- Eel River Bar First Nation
- Eel River Bar Location within New Brunswick
- Coordinates: 48°02′07″N 66°22′28″W﻿ / ﻿48.035290°N 66.374315°W
- Country: Canada
- Province: New Brunswick
- County: Restigouche
- Parish: Dalhousie
- Electoral Districts Federal: Madawaska—Restigouche
- Provincial: Campbellton-Dalhousie

Area
- • Land: 5.72 km^{2} (2.21 sq mi)

Population (2016)
- • Total: 415
- • Density: 72.55/km^{2} (187.9/sq mi)
- • Dwellings: 180
- Time zone: UTC-4 (AST)
- • Summer (DST): UTC-3 (ADT)
- Area code: 506
- Access Routes Route 11: Route 134
- Website: http://www.ugpi-ganjig.ca/

= Eel River Bar First Nation =

Eel River Bar First Nation (Ugpi'ganjig) is a Miꞌkmaq First Nation located in Northern New Brunswick.
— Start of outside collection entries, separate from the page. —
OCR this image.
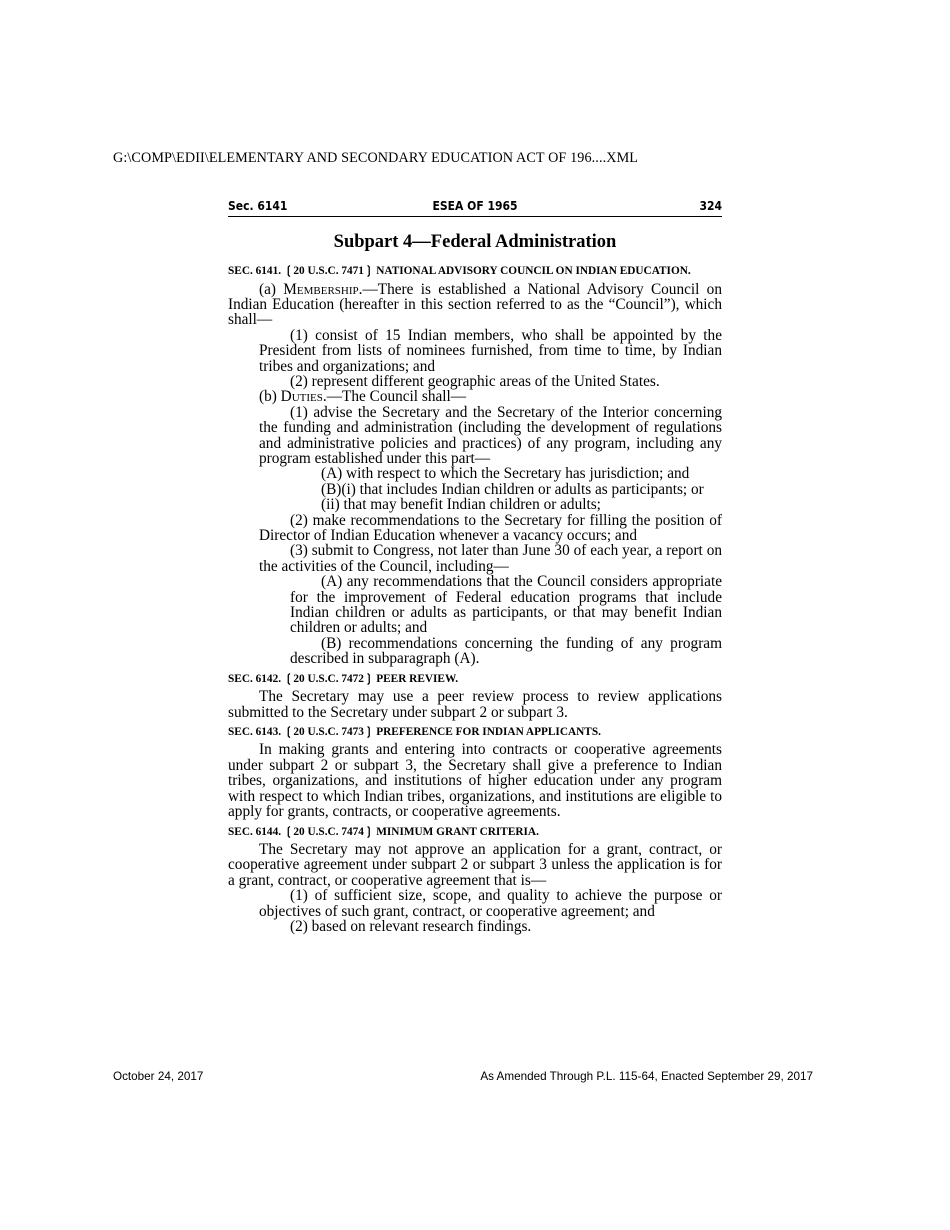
G:\COMP\EDII\ELEMENTARY AND SECONDARY EDUCATION ACT OF 196....XML
Sec. 6141	ESEA OF 1965	324
Subpart 4—Federal Administration
SEC. 6141. ❲20 U.S.C. 7471❳ NATIONAL ADVISORY COUNCIL ON INDIAN EDUCATION.

(a) Membership.—There is established a National Advisory Council on Indian Education (hereafter in this section referred to as the “Council”), which shall—

(1) consist of 15 Indian members, who shall be appointed by the President from lists of nominees furnished, from time to time, by Indian tribes and organizations; and

(2) represent different geographic areas of the United States.

(b) Duties.—The Council shall—

(1) advise the Secretary and the Secretary of the Interior concerning the funding and administration (including the development of regulations and administrative policies and practices) of any program, including any program established under this part—

(A) with respect to which the Secretary has jurisdiction; and

(B)(i) that includes Indian children or adults as participants; or

(ii) that may benefit Indian children or adults;

(2) make recommendations to the Secretary for filling the position of Director of Indian Education whenever a vacancy occurs; and

(3) submit to Congress, not later than June 30 of each year, a report on the activities of the Council, including—

(A) any recommendations that the Council considers appropriate for the improvement of Federal education programs that include Indian children or adults as participants, or that may benefit Indian children or adults; and

(B) recommendations concerning the funding of any program described in subparagraph (A).

SEC. 6142. ❲20 U.S.C. 7472❳ PEER REVIEW.

The Secretary may use a peer review process to review applications submitted to the Secretary under subpart 2 or subpart 3.

SEC. 6143. ❲20 U.S.C. 7473❳ PREFERENCE FOR INDIAN APPLICANTS.

In making grants and entering into contracts or cooperative agreements under subpart 2 or subpart 3, the Secretary shall give a preference to Indian tribes, organizations, and institutions of higher education under any program with respect to which Indian tribes, organizations, and institutions are eligible to apply for grants, contracts, or cooperative agreements.

SEC. 6144. ❲20 U.S.C. 7474❳ MINIMUM GRANT CRITERIA.

The Secretary may not approve an application for a grant, contract, or cooperative agreement under subpart 2 or subpart 3 unless the application is for a grant, contract, or cooperative agreement that is—

(1) of sufficient size, scope, and quality to achieve the purpose or objectives of such grant, contract, or cooperative agreement; and

(2) based on relevant research findings.

October 24, 2017	As Amended Through P.L. 115-64, Enacted September 29, 2017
It has a registered population of 757 people, of which 346 live on reserve. The total number of people living on the reserve is 415 as of 2016.

== Location ==
Eel River Bar is situated on the Bay of Chaleur at the mouth of the Eel River, in Northern New Brunswick. It is approximately 3 km from Dalhousie, and about 20 km from Campbellton, the nearest city. Route 11 is the nearest highway, and Route 134 is a secondary road running through the community.